El mensaje de su obra quizás pueda sintetizarse en estos versos: “Profeso la religión del Amor y cualquier dirección que tome su montura. El Amor es mi fe”. En cuanto a su idea del viaje, seguramente nos la puede aclarar este texto recogido de El esplendor de los frutos del viaje: “El origen de la existencia es el movimiento. Esto significa que la inmovilidad no puede darse en la existencia, pues, de ser esta inmóvil, regresaría a su origen, la nada. Por ello el viaje no tiene fin”. Y, es que, para Ibn Arabi, el movimiento, el viaje es inherente a todo lo vivo y es necesario seguir la huella que señala la “energía del corazón”.

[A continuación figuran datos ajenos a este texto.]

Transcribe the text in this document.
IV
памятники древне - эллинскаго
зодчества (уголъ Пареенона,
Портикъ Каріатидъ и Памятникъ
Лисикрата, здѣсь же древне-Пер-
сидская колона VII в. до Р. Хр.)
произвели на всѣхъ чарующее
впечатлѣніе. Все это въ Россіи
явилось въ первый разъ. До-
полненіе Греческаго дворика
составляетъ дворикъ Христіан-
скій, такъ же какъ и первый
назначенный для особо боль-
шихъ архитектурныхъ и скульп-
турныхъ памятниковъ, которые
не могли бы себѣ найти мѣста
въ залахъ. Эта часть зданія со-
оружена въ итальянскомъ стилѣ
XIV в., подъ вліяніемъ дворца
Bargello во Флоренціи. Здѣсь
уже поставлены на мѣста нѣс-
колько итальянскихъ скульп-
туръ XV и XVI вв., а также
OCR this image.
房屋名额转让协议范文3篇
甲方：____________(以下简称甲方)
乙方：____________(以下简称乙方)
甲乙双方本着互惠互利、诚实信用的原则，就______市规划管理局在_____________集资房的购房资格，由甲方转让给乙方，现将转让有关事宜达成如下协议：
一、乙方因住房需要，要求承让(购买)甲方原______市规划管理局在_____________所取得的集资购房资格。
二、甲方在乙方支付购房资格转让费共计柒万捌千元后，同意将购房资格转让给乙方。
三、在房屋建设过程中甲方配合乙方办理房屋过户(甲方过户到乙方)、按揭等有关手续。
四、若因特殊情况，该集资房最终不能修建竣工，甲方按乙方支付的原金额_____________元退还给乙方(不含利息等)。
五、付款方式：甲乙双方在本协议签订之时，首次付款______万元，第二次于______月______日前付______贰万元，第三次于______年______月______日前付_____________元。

En otro ámbito se enmarca un hecho singular de este período: la ascensión de Petrarca al monte Ventoux en los días finales de abril de 1335. Su relato inaugura una nueva forma de viaje, en contraposición a la errancia, a partir de la cual se abrió paso la noción de paseo. De acuerdo con sus impulsores, en el paseo se busca dentro de uno mismo el misterio que se encuentra mirando la naturaleza como paisaje, es decir, la casa común de los hombres. Este concepto tomaría cuerpo siglos más tarde en la obra de Jean Jacques Rousseau (“siento, luego existo”) y Friedrich Schiller, quien, en su poema titulado precisamente El Paseo, plantea este modo de desplazamiento como un mecanismo de vivenciar la naturaleza y, al mismo tiempo, un medio extraordinario de búsqueda personal (contemplación del paisaje como una transfiguración del mundo interior).